The hockey season is wrapping up and the offseason is here! For the Hockey Hut, that means training time! We love the offseason because we love seeing the transformation that happens in players as they put in the time and energy to take their skills to the next level.

We put together 10 key factors in producing the best long-term athlete development program. Start building your player into an elite athlete today, no matter their current skill level!

  1. Have the FUNdamentals:

    Learning basic movement and sports skills should be made fun! Coming up with games, challenges, and partner training drills can add fun to player development. Adding variation in sports and games can help kids build up their skills and develop their overall athleticism.

  2. Avoid Specialization Early On:

    Kids who play multiple sports are more likely to see success in athletics. Sports are defined in two categories: early and late specialization sports. For example, many young girls will start in dance and gymnastics at an early age, but as they develop and grow, many will retire from the sport before age 20. Contrastingly, hockey is a late specialization sport in which most players reach their full potential until their adult years when they are fully developed. By not specializing in a sport early on, kids get greater exposure to athletic development, lower risk of injury, and increase their athletic potential.

  3. Know Your Child’s Trainability:

     As kids develop physically and psychologically, there are clear stages that lend themselves to opportune times for player development. For young players, the first stage of development is focusing on outcomes, rather than development. Ages 6-10 focusing on flexibility and mental growth is important for kids as they learn the psychology of sports and what it means to lose and win.
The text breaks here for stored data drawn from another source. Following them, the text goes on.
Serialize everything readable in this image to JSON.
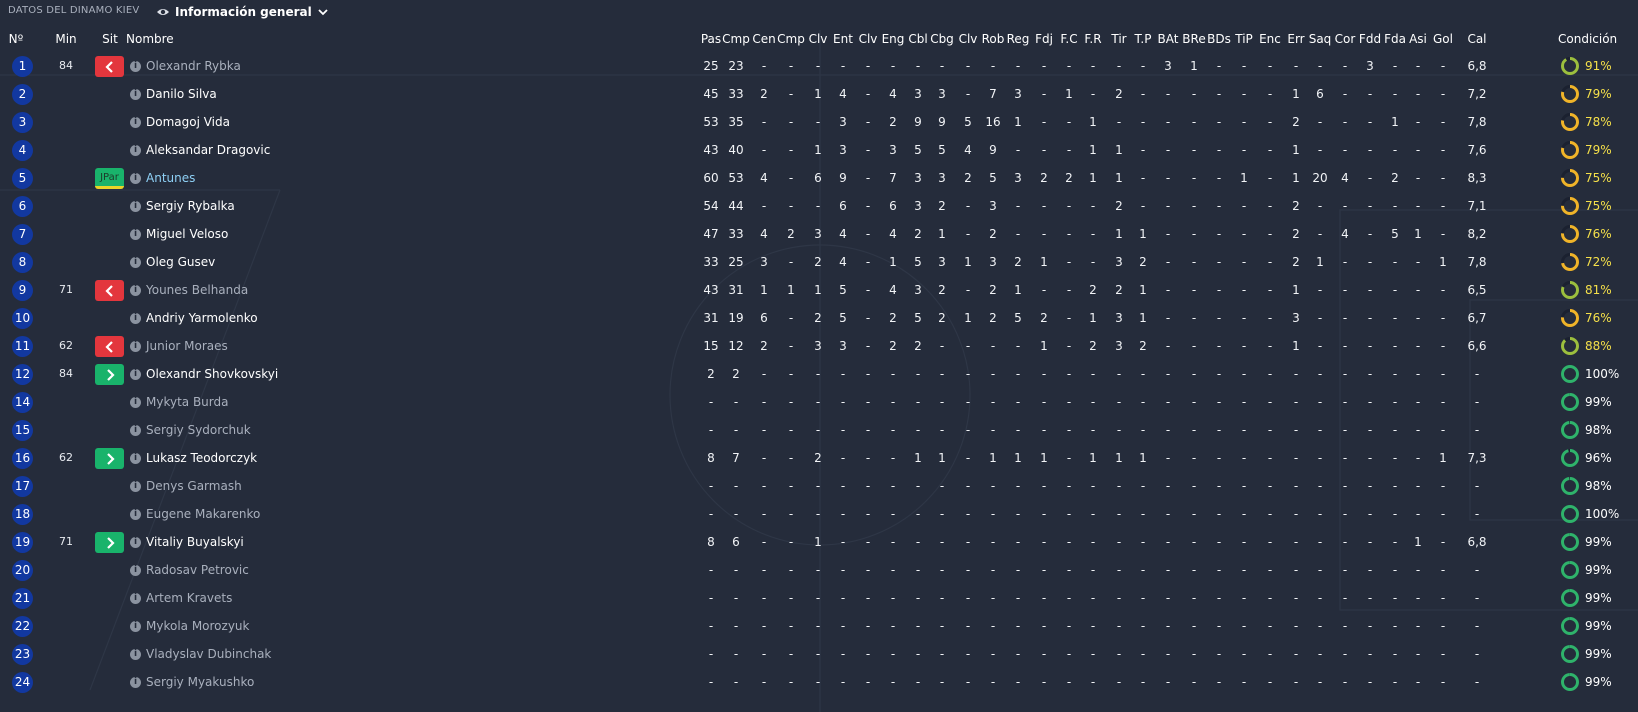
{
  "title": "DATOS DEL DINAMO KIEV",
  "view_selector": {
    "label": "Información general",
    "icon": "eye-icon"
  },
  "columns": [
    "Nº",
    "Min",
    "Sit",
    "Nombre",
    "Pas",
    "Cmp",
    "Cen",
    "Cmp",
    "Clv",
    "Ent",
    "Clv",
    "Eng",
    "Cbl",
    "Cbg",
    "Clv",
    "Rob",
    "Reg",
    "Fdj",
    "F.C",
    "F.R",
    "Tir",
    "T.P",
    "BAt",
    "BRe",
    "BDs",
    "TiP",
    "Enc",
    "Err",
    "Saq",
    "Cor",
    "Fdd",
    "Fda",
    "Asi",
    "Gol",
    "Cal",
    "Condición"
  ],
  "colors": {
    "out": "#e3363d",
    "in": "#19b36b",
    "number_badge": "#1238a0",
    "cond_full": "#2fb36b",
    "cond_mid": "#9cbf3e",
    "cond_low": "#f0b429",
    "cond_text_low": "#f5e04a"
  },
  "players": [
    {
      "num": "1",
      "min": "84",
      "sit": "out",
      "name": "Olexandr Rybka",
      "style": "dim",
      "stats": [
        "25",
        "23",
        "-",
        "-",
        "-",
        "-",
        "-",
        "-",
        "-",
        "-",
        "-",
        "-",
        "-",
        "-",
        "-",
        "-",
        "-",
        "-",
        "3",
        "1",
        "-",
        "-",
        "-",
        "-",
        "-",
        "-",
        "3",
        "-",
        "-",
        "-"
      ],
      "cal": "6,8",
      "cond": 91,
      "cond_text": "91%"
    },
    {
      "num": "2",
      "min": "",
      "sit": "",
      "name": "Danilo Silva",
      "style": "bright",
      "stats": [
        "45",
        "33",
        "2",
        "-",
        "1",
        "4",
        "-",
        "4",
        "3",
        "3",
        "-",
        "7",
        "3",
        "-",
        "1",
        "-",
        "2",
        "-",
        "-",
        "-",
        "-",
        "-",
        "-",
        "1",
        "6",
        "-",
        "-",
        "-",
        "-",
        "-"
      ],
      "cal": "7,2",
      "cond": 79,
      "cond_text": "79%"
    },
    {
      "num": "3",
      "min": "",
      "sit": "",
      "name": "Domagoj Vida",
      "style": "bright",
      "stats": [
        "53",
        "35",
        "-",
        "-",
        "-",
        "3",
        "-",
        "2",
        "9",
        "9",
        "5",
        "16",
        "1",
        "-",
        "-",
        "1",
        "-",
        "-",
        "-",
        "-",
        "-",
        "-",
        "-",
        "2",
        "-",
        "-",
        "-",
        "1",
        "-",
        "-"
      ],
      "cal": "7,8",
      "cond": 78,
      "cond_text": "78%"
    },
    {
      "num": "4",
      "min": "",
      "sit": "",
      "name": "Aleksandar Dragovic",
      "style": "bright",
      "stats": [
        "43",
        "40",
        "-",
        "-",
        "1",
        "3",
        "-",
        "3",
        "5",
        "5",
        "4",
        "9",
        "-",
        "-",
        "-",
        "1",
        "1",
        "-",
        "-",
        "-",
        "-",
        "-",
        "-",
        "1",
        "-",
        "-",
        "-",
        "-",
        "-",
        "-"
      ],
      "cal": "7,6",
      "cond": 79,
      "cond_text": "79%"
    },
    {
      "num": "5",
      "min": "",
      "sit": "tag",
      "sit_label": "JPar",
      "name": "Antunes",
      "style": "link",
      "stats": [
        "60",
        "53",
        "4",
        "-",
        "6",
        "9",
        "-",
        "7",
        "3",
        "3",
        "2",
        "5",
        "3",
        "2",
        "2",
        "1",
        "1",
        "-",
        "-",
        "-",
        "-",
        "1",
        "-",
        "1",
        "20",
        "4",
        "-",
        "2",
        "-",
        "-"
      ],
      "cal": "8,3",
      "cond": 75,
      "cond_text": "75%"
    },
    {
      "num": "6",
      "min": "",
      "sit": "",
      "name": "Sergiy Rybalka",
      "style": "bright",
      "stats": [
        "54",
        "44",
        "-",
        "-",
        "-",
        "6",
        "-",
        "6",
        "3",
        "2",
        "-",
        "3",
        "-",
        "-",
        "-",
        "-",
        "2",
        "-",
        "-",
        "-",
        "-",
        "-",
        "-",
        "2",
        "-",
        "-",
        "-",
        "-",
        "-",
        "-"
      ],
      "cal": "7,1",
      "cond": 75,
      "cond_text": "75%"
    },
    {
      "num": "7",
      "min": "",
      "sit": "",
      "name": "Miguel Veloso",
      "style": "bright",
      "stats": [
        "47",
        "33",
        "4",
        "2",
        "3",
        "4",
        "-",
        "4",
        "2",
        "1",
        "-",
        "2",
        "-",
        "-",
        "-",
        "-",
        "1",
        "1",
        "-",
        "-",
        "-",
        "-",
        "-",
        "2",
        "-",
        "4",
        "-",
        "5",
        "1",
        "-"
      ],
      "cal": "8,2",
      "cond": 76,
      "cond_text": "76%"
    },
    {
      "num": "8",
      "min": "",
      "sit": "",
      "name": "Oleg Gusev",
      "style": "bright",
      "stats": [
        "33",
        "25",
        "3",
        "-",
        "2",
        "4",
        "-",
        "1",
        "5",
        "3",
        "1",
        "3",
        "2",
        "1",
        "-",
        "-",
        "3",
        "2",
        "-",
        "-",
        "-",
        "-",
        "-",
        "2",
        "1",
        "-",
        "-",
        "-",
        "-",
        "1"
      ],
      "cal": "7,8",
      "cond": 72,
      "cond_text": "72%"
    },
    {
      "num": "9",
      "min": "71",
      "sit": "out",
      "name": "Younes Belhanda",
      "style": "dim",
      "stats": [
        "43",
        "31",
        "1",
        "1",
        "1",
        "5",
        "-",
        "4",
        "3",
        "2",
        "-",
        "2",
        "1",
        "-",
        "-",
        "2",
        "2",
        "1",
        "-",
        "-",
        "-",
        "-",
        "-",
        "1",
        "-",
        "-",
        "-",
        "-",
        "-",
        "-"
      ],
      "cal": "6,5",
      "cond": 81,
      "cond_text": "81%"
    },
    {
      "num": "10",
      "min": "",
      "sit": "",
      "name": "Andriy Yarmolenko",
      "style": "bright",
      "stats": [
        "31",
        "19",
        "6",
        "-",
        "2",
        "5",
        "-",
        "2",
        "5",
        "2",
        "1",
        "2",
        "5",
        "2",
        "-",
        "1",
        "3",
        "1",
        "-",
        "-",
        "-",
        "-",
        "-",
        "3",
        "-",
        "-",
        "-",
        "-",
        "-",
        "-"
      ],
      "cal": "6,7",
      "cond": 76,
      "cond_text": "76%"
    },
    {
      "num": "11",
      "min": "62",
      "sit": "out",
      "name": "Junior Moraes",
      "style": "dim",
      "stats": [
        "15",
        "12",
        "2",
        "-",
        "3",
        "3",
        "-",
        "2",
        "2",
        "-",
        "-",
        "-",
        "-",
        "1",
        "-",
        "2",
        "3",
        "2",
        "-",
        "-",
        "-",
        "-",
        "-",
        "1",
        "-",
        "-",
        "-",
        "-",
        "-",
        "-"
      ],
      "cal": "6,6",
      "cond": 88,
      "cond_text": "88%"
    },
    {
      "num": "12",
      "min": "84",
      "sit": "in",
      "name": "Olexandr Shovkovskyi",
      "style": "bright",
      "stats": [
        "2",
        "2",
        "-",
        "-",
        "-",
        "-",
        "-",
        "-",
        "-",
        "-",
        "-",
        "-",
        "-",
        "-",
        "-",
        "-",
        "-",
        "-",
        "-",
        "-",
        "-",
        "-",
        "-",
        "-",
        "-",
        "-",
        "-",
        "-",
        "-",
        "-"
      ],
      "cal": "-",
      "cond": 100,
      "cond_text": "100%"
    },
    {
      "num": "14",
      "min": "",
      "sit": "",
      "name": "Mykyta Burda",
      "style": "dim",
      "stats": [
        "-",
        "-",
        "-",
        "-",
        "-",
        "-",
        "-",
        "-",
        "-",
        "-",
        "-",
        "-",
        "-",
        "-",
        "-",
        "-",
        "-",
        "-",
        "-",
        "-",
        "-",
        "-",
        "-",
        "-",
        "-",
        "-",
        "-",
        "-",
        "-",
        "-"
      ],
      "cal": "-",
      "cond": 99,
      "cond_text": "99%"
    },
    {
      "num": "15",
      "min": "",
      "sit": "",
      "name": "Sergiy Sydorchuk",
      "style": "dim",
      "stats": [
        "-",
        "-",
        "-",
        "-",
        "-",
        "-",
        "-",
        "-",
        "-",
        "-",
        "-",
        "-",
        "-",
        "-",
        "-",
        "-",
        "-",
        "-",
        "-",
        "-",
        "-",
        "-",
        "-",
        "-",
        "-",
        "-",
        "-",
        "-",
        "-",
        "-"
      ],
      "cal": "-",
      "cond": 98,
      "cond_text": "98%"
    },
    {
      "num": "16",
      "min": "62",
      "sit": "in",
      "name": "Lukasz Teodorczyk",
      "style": "bright",
      "stats": [
        "8",
        "7",
        "-",
        "-",
        "2",
        "-",
        "-",
        "-",
        "1",
        "1",
        "-",
        "1",
        "1",
        "1",
        "-",
        "1",
        "1",
        "1",
        "-",
        "-",
        "-",
        "-",
        "-",
        "-",
        "-",
        "-",
        "-",
        "-",
        "-",
        "1"
      ],
      "cal": "7,3",
      "cond": 96,
      "cond_text": "96%"
    },
    {
      "num": "17",
      "min": "",
      "sit": "",
      "name": "Denys Garmash",
      "style": "dim",
      "stats": [
        "-",
        "-",
        "-",
        "-",
        "-",
        "-",
        "-",
        "-",
        "-",
        "-",
        "-",
        "-",
        "-",
        "-",
        "-",
        "-",
        "-",
        "-",
        "-",
        "-",
        "-",
        "-",
        "-",
        "-",
        "-",
        "-",
        "-",
        "-",
        "-",
        "-"
      ],
      "cal": "-",
      "cond": 98,
      "cond_text": "98%"
    },
    {
      "num": "18",
      "min": "",
      "sit": "",
      "name": "Eugene Makarenko",
      "style": "dim",
      "stats": [
        "-",
        "-",
        "-",
        "-",
        "-",
        "-",
        "-",
        "-",
        "-",
        "-",
        "-",
        "-",
        "-",
        "-",
        "-",
        "-",
        "-",
        "-",
        "-",
        "-",
        "-",
        "-",
        "-",
        "-",
        "-",
        "-",
        "-",
        "-",
        "-",
        "-"
      ],
      "cal": "-",
      "cond": 100,
      "cond_text": "100%"
    },
    {
      "num": "19",
      "min": "71",
      "sit": "in",
      "name": "Vitaliy Buyalskyi",
      "style": "bright",
      "stats": [
        "8",
        "6",
        "-",
        "-",
        "1",
        "-",
        "-",
        "-",
        "-",
        "-",
        "-",
        "-",
        "-",
        "-",
        "-",
        "-",
        "-",
        "-",
        "-",
        "-",
        "-",
        "-",
        "-",
        "-",
        "-",
        "-",
        "-",
        "-",
        "1",
        "-"
      ],
      "cal": "6,8",
      "cond": 99,
      "cond_text": "99%"
    },
    {
      "num": "20",
      "min": "",
      "sit": "",
      "name": "Radosav Petrovic",
      "style": "dim",
      "stats": [
        "-",
        "-",
        "-",
        "-",
        "-",
        "-",
        "-",
        "-",
        "-",
        "-",
        "-",
        "-",
        "-",
        "-",
        "-",
        "-",
        "-",
        "-",
        "-",
        "-",
        "-",
        "-",
        "-",
        "-",
        "-",
        "-",
        "-",
        "-",
        "-",
        "-"
      ],
      "cal": "-",
      "cond": 99,
      "cond_text": "99%"
    },
    {
      "num": "21",
      "min": "",
      "sit": "",
      "name": "Artem Kravets",
      "style": "dim",
      "stats": [
        "-",
        "-",
        "-",
        "-",
        "-",
        "-",
        "-",
        "-",
        "-",
        "-",
        "-",
        "-",
        "-",
        "-",
        "-",
        "-",
        "-",
        "-",
        "-",
        "-",
        "-",
        "-",
        "-",
        "-",
        "-",
        "-",
        "-",
        "-",
        "-",
        "-"
      ],
      "cal": "-",
      "cond": 99,
      "cond_text": "99%"
    },
    {
      "num": "22",
      "min": "",
      "sit": "",
      "name": "Mykola Morozyuk",
      "style": "dim",
      "stats": [
        "-",
        "-",
        "-",
        "-",
        "-",
        "-",
        "-",
        "-",
        "-",
        "-",
        "-",
        "-",
        "-",
        "-",
        "-",
        "-",
        "-",
        "-",
        "-",
        "-",
        "-",
        "-",
        "-",
        "-",
        "-",
        "-",
        "-",
        "-",
        "-",
        "-"
      ],
      "cal": "-",
      "cond": 99,
      "cond_text": "99%"
    },
    {
      "num": "23",
      "min": "",
      "sit": "",
      "name": "Vladyslav Dubinchak",
      "style": "dim",
      "stats": [
        "-",
        "-",
        "-",
        "-",
        "-",
        "-",
        "-",
        "-",
        "-",
        "-",
        "-",
        "-",
        "-",
        "-",
        "-",
        "-",
        "-",
        "-",
        "-",
        "-",
        "-",
        "-",
        "-",
        "-",
        "-",
        "-",
        "-",
        "-",
        "-",
        "-"
      ],
      "cal": "-",
      "cond": 99,
      "cond_text": "99%"
    },
    {
      "num": "24",
      "min": "",
      "sit": "",
      "name": "Sergiy Myakushko",
      "style": "dim",
      "stats": [
        "-",
        "-",
        "-",
        "-",
        "-",
        "-",
        "-",
        "-",
        "-",
        "-",
        "-",
        "-",
        "-",
        "-",
        "-",
        "-",
        "-",
        "-",
        "-",
        "-",
        "-",
        "-",
        "-",
        "-",
        "-",
        "-",
        "-",
        "-",
        "-",
        "-"
      ],
      "cal": "-",
      "cond": 99,
      "cond_text": "99%"
    }
  ]
}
As children develop in the 9-12 year range, it’s time to add in more intense physical training skills and sustenance and structure. This can look like a training regime paired with muscle development and a proper diet.

  4. Apply The Ten-Year Rule:

     The 10-year -10,000 rule is the summation of 10 years of practice at 3 hours a day to become proficient in a sport. This doesn’t mean 10,000 hours of hockey, but rather a mixture of athletic development – running around outside, playing on the playground, swimming in the pool. Research shows that development at this level is needed not only for sports but for any skill we develop such as playing an instrument. It takes a tremendous amount of time to become an elite athlete. This is where player development is crucial to get started early. Talk to a local sports training center and see what is best for your kid.

  5. Don’t Forget the Mental, Cognitive, & Emotional Development:

    Mental training and prep are one of the most overlooked aspects of sports development. Having emotional intelligence is crucial for any player who wants to make it to elite hockey play. Start by talking to your child about how they feel after a game, a hard loss, or a big win, and help them to become self-aware of their own emotions.

  6. Understand Biological Age & Chronological Age:

    Currently, most player development is focused on chronological age, putting kids in the same age group for all of their training. The reality is that sometimes keeps in the same chronological age group maybe 4-5 years apart in their development. You can help develop your player by putting them around players who are close to them in skill or slightly above and not just in their age group. This will help them develop faster and improve their skill set where they are weak.

  7. Choose Your Training Periods Throughout the Year:

    Periodization is the process of breaking down the calendar year into various time intervals of training. These periods include preparation, practice, competition, rest, and recovery. It is critical that athletes optimize their development by applying these periods in their annual training. Research shows that kids should have a two-month period every year between sports where they are able to rest and recover. In addition, in repetition training sports such as baseball and hockey, it is critical that players maintain a healthy rhythm of rest and practice/competition to prevent injury and developmental issues.

  8. Comprehensive Training System:

    Many players will spend time in a club sports team, school sports, and training facilities this year. Each of these can be great for player development while also imposing challenges. Players need to have a clearly defined, structured, and consistent schedule that allows them to develop in a healthy manner. As a parent, you can work with trainers and coaches to make sure everyone is on the same page and has your player’s best interests in mind.

  9. Planning the Calendar For Competitions:

    Every year kids will travel all over the country for tournaments and competitive play. We as parents need to be better at scheduling and allocating our player’s time on the ice, field, or court. This means being open to a training-based schedule throughout the year and not just going from tournament to tournament. Take some time to sit down as a family and determine what your capacity is, how many tournaments you will attend, and book them out in advance. This prevents overplanning and keeps your player healthy all year.

  10. Continuous Improvement: 

          Continuous improvement is a key principle for any athlete’s long-term growth and success. Don’t stop once you think you have reached a goal, rather celebrate the victory, have fun, and look to what is the next                  step. Becoming an elite player requires investment and continual improvement always.